Ini Energi Positif Pelukan Ibu
ist

KAJIAN kemuslimahan memahami interaksi psikologi ibu dan anak digelar di kampus UIN Maulana Malik Ibrahin (Maliki) Malang, Kamis (12/4/2018). Peserta kajian adalah 20 mahasiswa pascasarjana dari berbagai program studi. Itu sebagai bekal untuk masa depan mempersiapkan diri menjadi sosok ibu yang saleh.

Dengan pemateri Galuh Andin, psikolog, dipaparkan cara menghadapi tantangan zaman modern. Perempuan harus mampu mempersiapkan dirinya sebaik-baiknya agar mampu menghadapi tantangan yang dalam kehidupan.

Untuk memahami interaksi psikologi ibu dan anak, mereka harus mampu memahami psikologi ibu, psikologi perempuan, dan psikologi laki-laki. Tidak lupa, perlu juga dipahami interaksi seorang ibu dengan anak dari dalam kandungan hingga tua kelak.

Kajian pun mampu menarik perhatian. Motivasi terbesar bagi para peserta kajian yang pada umumnya sudah mencapai usia matang dalam mengarungi bahtera rumah tangga sekalipun mereka masih duduk di bangku kuliah.

Galuh menyatakan, psikologi perempuan tidak terlepas dari sifat yang ia miliki.
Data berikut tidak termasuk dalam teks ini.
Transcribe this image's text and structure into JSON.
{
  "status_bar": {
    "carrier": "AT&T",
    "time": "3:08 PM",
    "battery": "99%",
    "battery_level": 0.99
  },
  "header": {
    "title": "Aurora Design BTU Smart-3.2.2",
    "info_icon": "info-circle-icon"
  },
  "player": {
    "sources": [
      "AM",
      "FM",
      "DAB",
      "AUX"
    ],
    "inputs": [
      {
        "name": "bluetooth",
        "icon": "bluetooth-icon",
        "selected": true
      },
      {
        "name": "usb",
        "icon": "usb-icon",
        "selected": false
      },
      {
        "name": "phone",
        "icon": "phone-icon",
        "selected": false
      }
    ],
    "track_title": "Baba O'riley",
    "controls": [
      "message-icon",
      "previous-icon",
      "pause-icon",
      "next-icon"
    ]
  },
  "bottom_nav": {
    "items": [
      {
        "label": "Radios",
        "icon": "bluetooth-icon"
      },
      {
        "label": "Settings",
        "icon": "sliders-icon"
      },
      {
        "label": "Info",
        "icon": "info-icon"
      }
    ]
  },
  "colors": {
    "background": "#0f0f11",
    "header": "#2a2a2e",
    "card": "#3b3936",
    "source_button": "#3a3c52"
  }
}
Salah satu otak perempuan ada yang disebut sebagai amigdala yakni, regulasi emosi yang dimiliki perempuan lebih besar dibandingkan dengan laki-laki.

Maka dari itu, dalam hal pengasuhan anak lebih didominasi ibu, karena ibulah yang akan membangun emosional anak sejak ia kecil sampai tua nanti.

Nurul Khotimah, mahasiswa kelas D Pendidikan Bahasa Arab mengaku, untuk mempersiapkan diri menjadi sosok ibu perlu untuk mendalami ilmu psikologi sehingga mampu berinteraksi baik dengan anak yang dimulai sejak dalam kandungan. Dengan begitu emosional anak akan tumbuh seiring dengan berjalannya interaksi antara ibu dan anak.

Mendidik dan mengasuh bukan hal mudah. “Anak akan memiliki cara pandang tersendiri untuk mampu berinterkasi sesama jenis dan lawan jenis sesuai dengan yang ia dapatkan dari ibu dan ayahnya dalam kehidupan sehari-hari,” tambah Yuni Handayani, salah satu peserta.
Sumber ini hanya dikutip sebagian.